King Mswati the Third of Swaziland has a fleet of luxury
cars, a dozen mansions and 15 wives. Mswati is the last absolute monarchy on
the continent and has ruled since he was
18; his father had banned all political parties a decade earlier. Many Swazis are
too poor to agitate, and those that do are quashed. There are no trade unions.
Members of the main opposition group, the “People’s United Democratic
Movement,” are regularly arrested, peaceful demonstrators beaten up and
journalists sent to jail. Many of his subjects live grim lives: Swaziland is
the seventh-hungriest country in the world, 63 percent of its citizens live
below the poverty line and more than 1 in 4 adults (aged 15–49) have HIV/AIDS. GDP
growth is negative and unemployment is at nearly 23 percent.

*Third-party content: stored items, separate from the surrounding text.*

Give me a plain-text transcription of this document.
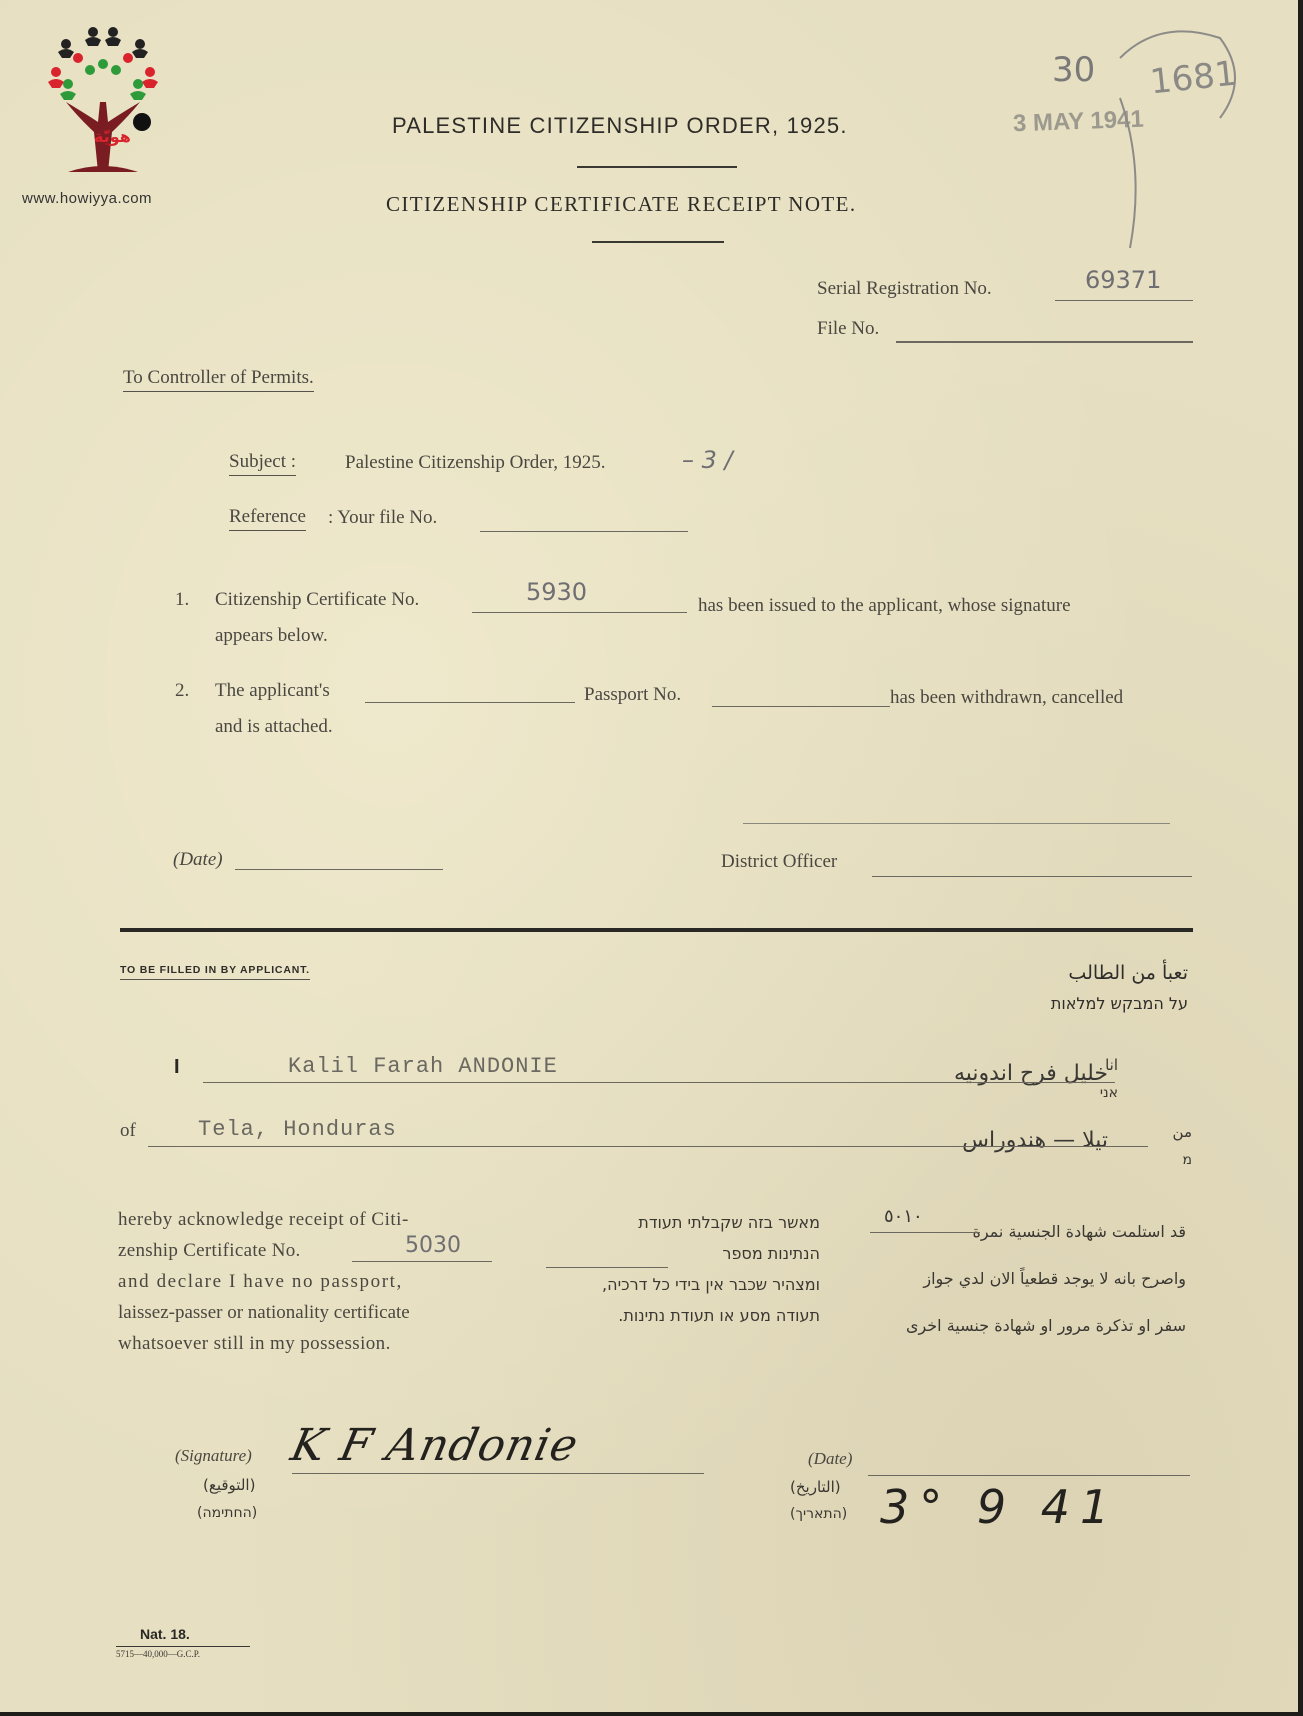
هويّة
www.howiyya.com
PALESTINE CITIZENSHIP ORDER, 1925.
CITIZENSHIP CERTIFICATE RECEIPT NOTE.
3 MAY 1941
30 1681
Serial Registration No.	69371
File No.
To Controller of Permits.
Subject :	Palestine Citizenship Order, 1925.	– 3 /
Reference : Your file No.
1. Citizenship Certificate No.	5930	has been issued to the applicant, whose signature
appears below.
2. The applicant's	Passport No.	has been withdrawn, cancelled
and is attached.
(Date)	District Officer
TO BE FILLED IN BY APPLICANT.	تعبأ من الطالب
על המבקש למלאות
I	Kalil Farah ANDONIE	خليل فرح اندونيه
انا
אני
of	Tela, Honduras	تيلا — هندوراس	من
מ
hereby acknowledge receipt of Citi-
zenship Certificate No.
and declare I have no passport,
laissez-passer or nationality certificate
whatsoever still in my possession.
5030
מאשר בזה שקבלתי תעודת
הנתינות מספר
ומצהיר שכבר אין בידי כל דרכיה,
תעודה מסע או תעודת נתינות.
قد استلمت شهادة الجنسية نمرة
واصرح بانه لا يوجد قطعياً الان لدي جواز
سفر او تذكرة مرور او شهادة جنسية اخرى
٥٠١٠
(Signature) K F Andonie
(التوقيع)
(החתימה)
(Date)
(التاريخ)
(התאריך) 3° 9 41
Nat. 18.
5715—40,000—G.C.P.
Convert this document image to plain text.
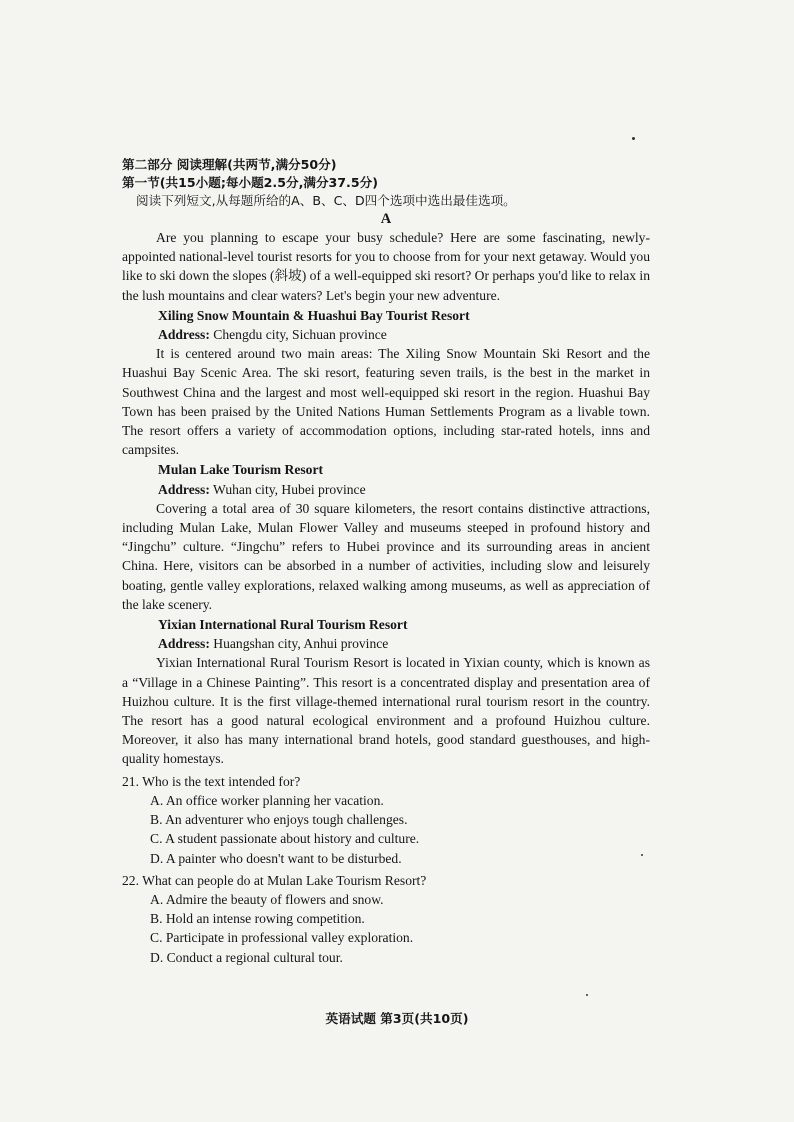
第二部分 阅读理解(共两节,满分50分)
第一节(共15小题;每小题2.5分,满分37.5分)
阅读下列短文,从每题所给的A、B、C、D四个选项中选出最佳选项。
A

Are you planning to escape your busy schedule? Here are some fascinating, newly-appointed national-level tourist resorts for you to choose from for your next getaway. Would you like to ski down the slopes (斜坡) of a well-equipped ski resort? Or perhaps you'd like to relax in the lush mountains and clear waters? Let's begin your new adventure.

Xiling Snow Mountain & Huashui Bay Tourist Resort
Address: Chengdu city, Sichuan province

It is centered around two main areas: The Xiling Snow Mountain Ski Resort and the Huashui Bay Scenic Area. The ski resort, featuring seven trails, is the best in the market in Southwest China and the largest and most well-equipped ski resort in the region. Huashui Bay Town has been praised by the United Nations Human Settlements Program as a livable town. The resort offers a variety of accommodation options, including star-rated hotels, inns and campsites.

Mulan Lake Tourism Resort
Address: Wuhan city, Hubei province

Covering a total area of 30 square kilometers, the resort contains distinctive attractions, including Mulan Lake, Mulan Flower Valley and museums steeped in profound history and “Jingchu” culture. “Jingchu” refers to Hubei province and its surrounding areas in ancient China. Here, visitors can be absorbed in a number of activities, including slow and leisurely boating, gentle valley explorations, relaxed walking among museums, as well as appreciation of the lake scenery.

Yixian International Rural Tourism Resort
Address: Huangshan city, Anhui province

Yixian International Rural Tourism Resort is located in Yixian county, which is known as a “Village in a Chinese Painting”. This resort is a concentrated display and presentation area of Huizhou culture. It is the first village-themed international rural tourism resort in the country. The resort has a good natural ecological environment and a profound Huizhou culture. Moreover, it also has many international brand hotels, good standard guesthouses, and high-quality homestays.

21. Who is the text intended for?
A. An office worker planning her vacation.
B. An adventurer who enjoys tough challenges.
C. A student passionate about history and culture.
D. A painter who doesn't want to be disturbed.
22. What can people do at Mulan Lake Tourism Resort?
A. Admire the beauty of flowers and snow.
B. Hold an intense rowing competition.
C. Participate in professional valley exploration.
D. Conduct a regional cultural tour.
英语试题 第3页(共10页)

He buys luxury cars worth 61 years of Swazi wages, takes
trips to Las Vegas on private jets and picks a new virgin wife every couple of
years. Most Swazis are too busy trying to feed their families to start a
revolution. “The majority aren’t screaming for democracy because they are not
educated,” says Nhlanhla Msibi, the Swazi author of The Delayed Revolution:
Swaziland in the Twenty-First Century. HIV has wiped out “muscle,” too, he
says: “There’s only young orphans or old people.”
But in the cities, a democratic movement is challenging
Mswati’s rule. “It’s a rotten, pathetic, undemocratic and corrupt system,” says
Philani Ndebele of the Swaziland Democracy Campaign, a coalition of
organizations demanding multiparty democracy in the country. There are
elections. It’s just that Mswati decides the outcome
For Western nations that promote democracy abroad, Swaziland
lacks geopolitical significance. While there are some exceptions — South Africa
rescinded $207 million after Mswati refused to make basic political reforms,
and the United States booted Swaziland from the African Growth and Opportunity
Act over human rights concerns — few countries care much about that small patch
of green next to South Africa.
“The problem is that
Swaziland is not Zimbabwe. There is no extreme humanitarian crisis and it has
no oil or interesting natural resources,” says says Chris Vandome of the Africa
program at U.K.-based Chatham House. It does have is sugar — the country’s main
export — but it can’t compete much with producers like Brazil.
Mswati hasn’t done much to diversify the agricultural
industry. Budget cuts have become so
severe that teachers are not getting paid and schools can’t open their doors,
yet Swaziland spent about $478 million over the past four years on defense, and
the king’s annual household budget is $61 million.
“If things continue like this, the country will soon be
depending on humanitarian aid and eventually collapse into a failed state,”
warns Msibi.
Nevertheless, public disaffection is on the rise. Several
mass protests have taken place since 2011. “Transformation is inevitable,” says
Ndebele, citing the Arab Spring. “No matter how despotic, brutal and
indifferent a regime is, it can be toppled.”